Australia's Renewable Energy Target (RET) is a Federal Government policy designed to ensure that at least 20 per cent of Australia's electricity comes from renewable sources by 2020.
About the Renewable Energy Target
The RET consists of two main schemes:
- the Large-scale Renewable Energy Target (LRET), which creates a financial incentive for more and larger renewable energy power stations
- the Small-scale Renewable Energy Scheme (SRES), which encourages owners to install small-scale renewable energy systems such as rooftop solar, solar water heaters, heat pumps, and small-scale wind and hydro systems.
The Federal Government is reviewing the RET in 2014, as it does every two years under current law. However, many people within the renewable energy industry are concerned that the latest review may result in the RET being cut back or abolished altogether.
The Clean Energy Council strongly advocates that the Renewable Energy Target should be maintained in its current form to provide the policy stability necessary to attract investment.
You can read more about the effects of dumping the RET in the RET policy analysis from ROAM Consulting.
Benefits of the Renewable Energy Target
The Renewable Energy Target doesn't cost much – in fact, in the long run, it will save every Australian household up to $140 on their electricity bill each year.
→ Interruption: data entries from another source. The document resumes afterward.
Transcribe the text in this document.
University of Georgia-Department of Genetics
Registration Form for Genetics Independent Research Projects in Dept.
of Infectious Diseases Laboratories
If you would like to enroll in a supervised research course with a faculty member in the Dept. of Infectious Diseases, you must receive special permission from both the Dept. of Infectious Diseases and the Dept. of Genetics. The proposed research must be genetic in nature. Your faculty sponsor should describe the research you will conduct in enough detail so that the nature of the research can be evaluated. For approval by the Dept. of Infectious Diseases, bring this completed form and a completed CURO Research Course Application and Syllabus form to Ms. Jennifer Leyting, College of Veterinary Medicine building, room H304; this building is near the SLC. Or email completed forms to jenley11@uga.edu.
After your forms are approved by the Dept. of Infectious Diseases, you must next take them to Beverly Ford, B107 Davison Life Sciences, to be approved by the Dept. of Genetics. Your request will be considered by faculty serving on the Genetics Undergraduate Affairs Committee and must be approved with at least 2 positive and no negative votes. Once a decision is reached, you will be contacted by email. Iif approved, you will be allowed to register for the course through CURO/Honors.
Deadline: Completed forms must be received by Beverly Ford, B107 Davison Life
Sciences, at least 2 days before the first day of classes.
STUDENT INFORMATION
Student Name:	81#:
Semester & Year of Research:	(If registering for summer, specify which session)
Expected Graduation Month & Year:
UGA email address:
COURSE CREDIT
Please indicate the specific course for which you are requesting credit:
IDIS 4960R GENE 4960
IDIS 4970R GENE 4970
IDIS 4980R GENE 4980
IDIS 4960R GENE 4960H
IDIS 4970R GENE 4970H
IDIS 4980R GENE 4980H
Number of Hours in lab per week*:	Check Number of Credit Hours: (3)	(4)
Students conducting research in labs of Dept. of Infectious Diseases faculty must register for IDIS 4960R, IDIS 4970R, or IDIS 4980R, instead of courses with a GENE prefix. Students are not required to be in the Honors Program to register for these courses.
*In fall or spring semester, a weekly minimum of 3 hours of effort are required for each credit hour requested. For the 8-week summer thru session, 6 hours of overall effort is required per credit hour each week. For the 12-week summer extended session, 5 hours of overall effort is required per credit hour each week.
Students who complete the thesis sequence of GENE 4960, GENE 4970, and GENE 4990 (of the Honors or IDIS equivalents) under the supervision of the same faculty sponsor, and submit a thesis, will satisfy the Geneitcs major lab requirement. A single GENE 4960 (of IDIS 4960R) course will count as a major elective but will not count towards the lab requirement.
It also provides huge economic and community benefits, especially in regional areas.
Four facts about the Renewable Energy Target:
- Australian households will save hundreds of dollars on their power bills thanks to the Renewable Energy Target.
- It generates investment in homegrown Australian industry.
- It has created tens of thousands of Australian jobs, with thousands more on the way.
- Removing it will cost a lot more money than it saves.